Der Blick von Talita ist grandios – auch wenn man inzwischen nicht mehr auf's Dach der Kirche steigen darf: Das israelische Militär hat's verboten, weil man von da aus freien Blick (und womöglich freies Schussfeld) auf den Checkpoint unten im Tal hat...
2. Station: Der Bürgermeister von Al-Ubeidije, einem Städtchen östlich von Bethlehem. Zu Beginn ein bisschen Show, wie beschäftigt so ein Bürgermeister ist. Leider habe ich den Augenblick verpasst, als er tatsächlich an beiden Ohren ein Smartphone hatte...

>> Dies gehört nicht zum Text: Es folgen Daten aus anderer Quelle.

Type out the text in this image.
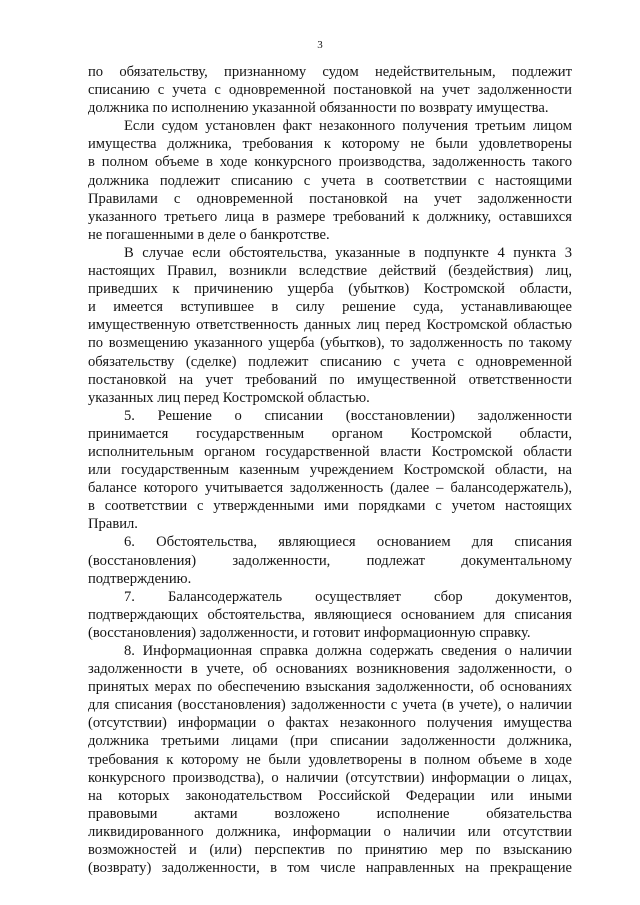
3

по обязательству, признанному судом недействительным, подлежит

списанию с учета с одновременной постановкой на учет задолженности

должника по исполнению указанной обязанности по возврату имущества.

Если судом установлен факт незаконного получения третьим лицом

имущества должника, требования к которому не были удовлетворены

в полном объеме в ходе конкурсного производства, задолженность такого

должника подлежит списанию с учета в соответствии с настоящими

Правилами с одновременной постановкой на учет задолженности

указанного третьего лица в размере требований к должнику, оставшихся

не погашенными в деле о банкротстве.

В случае если обстоятельства, указанные в подпункте 4 пункта 3

настоящих Правил, возникли вследствие действий (бездействия) лиц,

приведших к причинению ущерба (убытков) Костромской области,

и имеется вступившее в силу решение суда, устанавливающее

имущественную ответственность данных лиц перед Костромской областью

по возмещению указанного ущерба (убытков), то задолженность по такому

обязательству (сделке) подлежит списанию с учета с одновременной

постановкой на учет требований по имущественной ответственности

указанных лиц перед Костромской областью.

5. Решение о списании (восстановлении) задолженности

принимается государственным органом Костромской области,

исполнительным органом государственной власти Костромской области

или государственным казенным учреждением Костромской области, на

балансе которого учитывается задолженность (далее – балансодержатель),

в соответствии с утвержденными ими порядками с учетом настоящих

Правил.

6. Обстоятельства, являющиеся основанием для списания

(восстановления) задолженности, подлежат документальному

подтверждению.

7. Балансодержатель осуществляет сбор документов,

подтверждающих обстоятельства, являющиеся основанием для списания

(восстановления) задолженности, и готовит информационную справку.

8. Информационная справка должна содержать сведения о наличии

задолженности в учете, об основаниях возникновения задолженности, о

принятых мерах по обеспечению взыскания задолженности, об основаниях

для списания (восстановления) задолженности с учета (в учете), о наличии

(отсутствии) информации о фактах незаконного получения имущества

должника третьими лицами (при списании задолженности должника,

требования к которому не были удовлетворены в полном объеме в ходе

конкурсного производства), о наличии (отсутствии) информации о лицах,

на которых законодательством Российской Федерации или иными

правовыми актами возложено исполнение обязательства

ликвидированного должника, информации о наличии или отсутствии

возможностей и (или) перспектив по принятию мер по взысканию

(возврату) задолженности, в том числе направленных на прекращение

Nach einleitenden Bemerkungen zu den Aktivitäten im Bereich erneuerbare Energien, Abfallmanagement, Frauen usw. stellte sich heraus, dass der Bürgermeister amtsmüde ist, denn seine Tätigkeit besteht wohl nicht zuletzt in Bettelreisen zu den Brüdern am Golf – dass das kein Vergnügen ist, kann ich mir gut vorstellen ... Aber wie kommt man aus dem Amt raus, wenn keine Wahlen stattfinden, zu denen man nicht mehr antreten kann?
Das war dann eine ganze Weile das Thema: Angesetzte Kommunalwahlen wurden verschoben – jetzt sollen sie im Mai stattfinden. Die komplizierte Aufgabenstellung scheint mir zu sein, eine Vereinbarung zwischen Fatah und Hamas hinzukriegen, so dass gleichzeitig und unter gleichen Bedingungen Wahlen in der Westbank und im Gazastreifen stattfinden können – und dabei gesichert ist, dass Hamas nicht wieder gewinnt wie vor mehr als 10 Jahren bei den allgemeinen Wahlen 2006.
Zum Schluss dann noch die Frage nach seiner Einschätzung der Situation in den arabischen Nachbarländern. Und da zeigte sich das alte arabische Verschwörungs-Paradigma: an allem sind die USA schuld – auch am IS (arabisch: da'esch). Die Panik vor dem IS war mit Händen greifbar: Wird es ihm gelingen, über Jordanien auch nach Palästina vorzudringen? Wird er Anhänger unter den Palästinensern finden?